Russian Slump Less Risky Than Energy Squeeze, Central Bank Says

A shrinking Russian economy would have a “very small” effect on the euro area compared with the impact of rising oil prices as the bloc’s trade links are less relevant than its energy dependence, according to a study of economists at the Austrian central bank.

A 1 percent contraction of the Russian economy would damp the euro area’s output by 0.15 percent after three years, according to the study published in the bank’s Konjunktur Aktuell newsletter this week. A 20 percent rise in the oil price would lower gross domestic product by 0.26 percent, the economists said.

The scenarios are “quite moderate” because “they assume no further major escalation of the international crisis” and “don’t represent the impact of potential future sanctions against Russia and possible countermeasures of the Russian authorities,” according to the report dated April 29.

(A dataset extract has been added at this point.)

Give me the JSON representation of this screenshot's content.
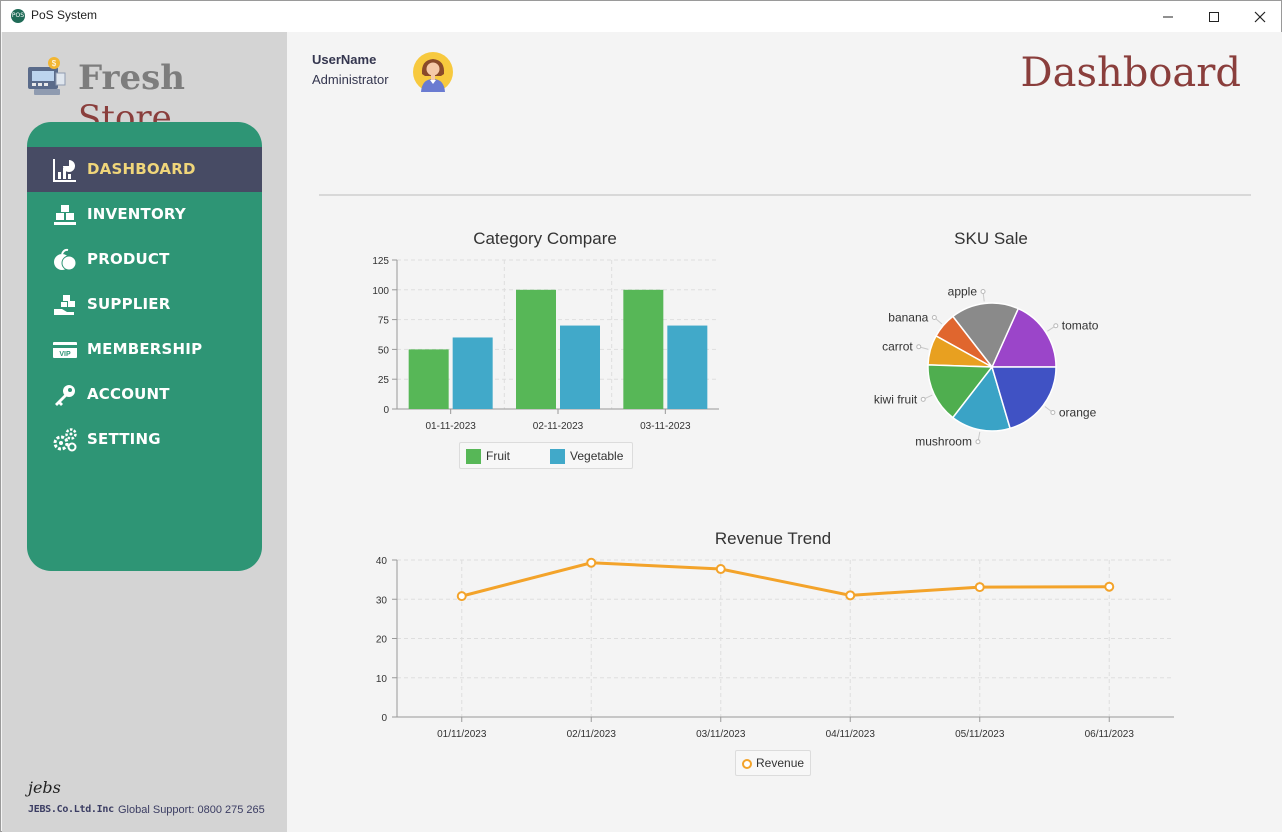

The European Union and the U.S. widened sanctions against Russia for its actions in Ukraine this week, adding officials such as Deputy Premier Dmitry Kozak and the head of oil company OAO Rosneft (ROSN) to a list of people facing travel bans and asset freezes. The U.S. also targeted 17 companies linked to allies of President Vladimir Putin and the EU said preparations for sanctions on broad sectors of the Russian economy are advanced.

Penalty Warning

The EU and the U.S. say Russia hasn’t lived up to an accord signed April 17 in Geneva intended to defuse the confrontation between the Ukrainian government and Russian-backed separatists. European governments and the U.S. administration are threatening penalties on Russian industry if Putin sends troops into Ukraine.

“The measure that would harm Russia most would be an EU energy (oil or gas) embargo, which could cripple Russia’s trade and budget revenues” and erode Russia’s still-high foreign-exchange reserves, the central-bank economists said. “Furthermore, given Russia’s voiced intention to resort to ‘symmetrical sanctions’ (countermeasures), EU and Western interests in the Russian energy sector could be affected.”

Russian imports account for 18 percent of the euro area’s natural-gas consumption and 27 percent of its oil use, according to the analysts. Trade links are more limited, with 2.5 percent of euro-area exports going to Russia.

“A trade war between Russia and the West would definitely be very severe for the Russian economy, while the West, particularly the EU, would be affected seriously but not vitally,” they said.

European investment in Russia is at a similar level, the researchers say. Direct investment by euro-area investors was 174 billion euros ($241 billion) at the end of 2012 or 3 percent of the region’s total, while Russian direct investment in the euro area stood at 71 billion euros. Including portfolio investment and banking exposures, euro-area investment in Russia was 315 billion euros, or 2 percent.